The third annual convention of the American Legion was held in Kansas City, Mo., on Oct. 31, and Nov. 1 and 2, 1921. The convention coincided with the dedication of the Liberty Memorial.


From a field of roughly 15 architectural firms from across the United States, H. Van Buren Magonigle of New York was selected to design the memorial to the “war to end all wars.” In 1919, a huge fund drive was held, and Northeast resident Robert A. Long was elected founding president of the newly-created organization spearheading the drive to construct a memorial to honor the dead from World War I.


Long stated upon his election: “From its inception it was intended that this memorial should represent on the part of all people, a living expression for all time of the gratitude of a grateful people to those who offered and who gave their lives in defense of liberty and our country.”


A little over two weeks later, over $2.5 million had been raised, largely through public subscriptions, for the construction of Liberty Memorial. On Nov. 1, 1921, during the American Legion Convention, the site for the memorial was dedicated in front of more than 200,000 people who had turned out to support the effort. On Nov. 11, 1926, the finished memorial was dedicated and opened to the public.

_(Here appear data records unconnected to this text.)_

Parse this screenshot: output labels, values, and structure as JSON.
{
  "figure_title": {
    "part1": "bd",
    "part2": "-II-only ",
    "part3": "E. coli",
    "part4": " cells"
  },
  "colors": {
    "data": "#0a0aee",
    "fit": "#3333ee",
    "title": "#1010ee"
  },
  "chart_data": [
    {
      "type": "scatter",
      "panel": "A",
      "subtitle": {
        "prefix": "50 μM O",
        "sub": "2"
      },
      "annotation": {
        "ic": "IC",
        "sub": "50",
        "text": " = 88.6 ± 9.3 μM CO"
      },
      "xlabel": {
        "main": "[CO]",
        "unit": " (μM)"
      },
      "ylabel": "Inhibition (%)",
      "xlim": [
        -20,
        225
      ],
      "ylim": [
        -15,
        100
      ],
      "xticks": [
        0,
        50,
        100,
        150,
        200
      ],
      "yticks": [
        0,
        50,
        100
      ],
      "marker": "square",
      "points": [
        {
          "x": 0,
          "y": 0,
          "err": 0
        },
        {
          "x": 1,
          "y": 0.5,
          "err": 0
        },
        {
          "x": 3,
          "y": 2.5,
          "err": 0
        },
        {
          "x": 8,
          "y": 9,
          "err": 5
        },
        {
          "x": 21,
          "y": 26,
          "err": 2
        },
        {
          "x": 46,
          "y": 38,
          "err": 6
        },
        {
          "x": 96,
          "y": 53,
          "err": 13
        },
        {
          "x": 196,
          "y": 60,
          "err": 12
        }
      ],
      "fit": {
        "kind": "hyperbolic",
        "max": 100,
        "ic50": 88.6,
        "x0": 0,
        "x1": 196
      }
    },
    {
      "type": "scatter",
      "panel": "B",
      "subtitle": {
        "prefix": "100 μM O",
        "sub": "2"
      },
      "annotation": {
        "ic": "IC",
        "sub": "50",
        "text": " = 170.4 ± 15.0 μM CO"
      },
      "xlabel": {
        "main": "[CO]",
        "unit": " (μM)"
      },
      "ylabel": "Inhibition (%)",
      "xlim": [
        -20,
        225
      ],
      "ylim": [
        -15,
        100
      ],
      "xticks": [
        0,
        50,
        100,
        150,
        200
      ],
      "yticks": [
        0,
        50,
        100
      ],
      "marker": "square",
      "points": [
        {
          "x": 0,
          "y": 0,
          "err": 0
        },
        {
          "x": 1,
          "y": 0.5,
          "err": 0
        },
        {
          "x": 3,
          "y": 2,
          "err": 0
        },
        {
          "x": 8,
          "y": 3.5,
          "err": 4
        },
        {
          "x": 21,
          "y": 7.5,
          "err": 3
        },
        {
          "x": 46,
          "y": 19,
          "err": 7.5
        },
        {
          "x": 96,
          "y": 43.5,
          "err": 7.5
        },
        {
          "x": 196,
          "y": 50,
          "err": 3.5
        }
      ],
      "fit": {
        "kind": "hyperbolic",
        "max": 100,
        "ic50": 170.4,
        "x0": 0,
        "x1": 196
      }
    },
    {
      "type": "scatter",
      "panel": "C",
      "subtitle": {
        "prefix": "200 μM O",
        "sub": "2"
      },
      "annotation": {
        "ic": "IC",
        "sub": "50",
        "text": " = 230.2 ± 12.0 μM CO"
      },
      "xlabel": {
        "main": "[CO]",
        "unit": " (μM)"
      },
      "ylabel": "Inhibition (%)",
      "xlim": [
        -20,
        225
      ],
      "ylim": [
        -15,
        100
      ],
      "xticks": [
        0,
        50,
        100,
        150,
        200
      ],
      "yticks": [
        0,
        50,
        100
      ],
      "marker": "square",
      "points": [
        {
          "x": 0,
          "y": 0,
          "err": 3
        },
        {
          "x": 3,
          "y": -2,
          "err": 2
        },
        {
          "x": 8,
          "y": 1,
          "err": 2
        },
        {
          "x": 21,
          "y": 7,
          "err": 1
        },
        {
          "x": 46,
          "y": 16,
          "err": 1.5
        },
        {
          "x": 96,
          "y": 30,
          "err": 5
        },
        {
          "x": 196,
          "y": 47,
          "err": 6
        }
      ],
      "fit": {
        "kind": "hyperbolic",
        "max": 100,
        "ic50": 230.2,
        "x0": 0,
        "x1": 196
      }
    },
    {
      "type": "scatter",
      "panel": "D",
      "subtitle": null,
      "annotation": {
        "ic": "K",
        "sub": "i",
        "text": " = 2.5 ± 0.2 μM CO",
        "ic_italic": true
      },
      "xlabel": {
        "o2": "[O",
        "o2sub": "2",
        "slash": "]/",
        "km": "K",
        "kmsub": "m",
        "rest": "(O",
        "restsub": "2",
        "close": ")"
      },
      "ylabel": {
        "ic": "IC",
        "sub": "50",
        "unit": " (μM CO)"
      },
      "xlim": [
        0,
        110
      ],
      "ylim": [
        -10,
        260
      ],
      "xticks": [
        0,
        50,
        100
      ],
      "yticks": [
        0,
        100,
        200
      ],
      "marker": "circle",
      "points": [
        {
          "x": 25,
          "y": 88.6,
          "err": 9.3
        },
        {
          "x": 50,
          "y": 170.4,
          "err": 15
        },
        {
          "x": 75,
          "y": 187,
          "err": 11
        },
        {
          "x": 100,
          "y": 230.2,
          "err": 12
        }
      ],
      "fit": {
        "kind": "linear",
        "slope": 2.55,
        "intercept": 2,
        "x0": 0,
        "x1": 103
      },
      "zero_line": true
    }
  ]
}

After a controversial face-lift and restoration in 2003 – 2004, the newly dedicated National World War I Museum opened. The museum painstakingly depicts the daily life of the “Doughboys” during their struggle for liberty “Over There,” during what was referred to as The Great War.
The sepia tone postcard card is an official souvenir from the American Legion Convention held here in Kansas City in 1921, commemorating the site dedication of the Liberty Memorial.


The official description on the reverse of the postcard reads: “The memorial will be across the plaza directly south of Union Station. The shaft at the entrance will be 280 feet high, including the base and at the top will be 342 feet above the water line of the Missouri River. It will be the highest point in Kansas City. Cost: $2,000,000 raised by popular subscriptions.”


The postcard was commissioned by the American Legion and shows the concept that architect H. Van Buren Magonigle had proposed to the city, complete with twin sphinxes on the north side of the monument, descending a grand staircase to a fountain and reflecting pool. Due to cost constraints the north façade was never developed as proposed.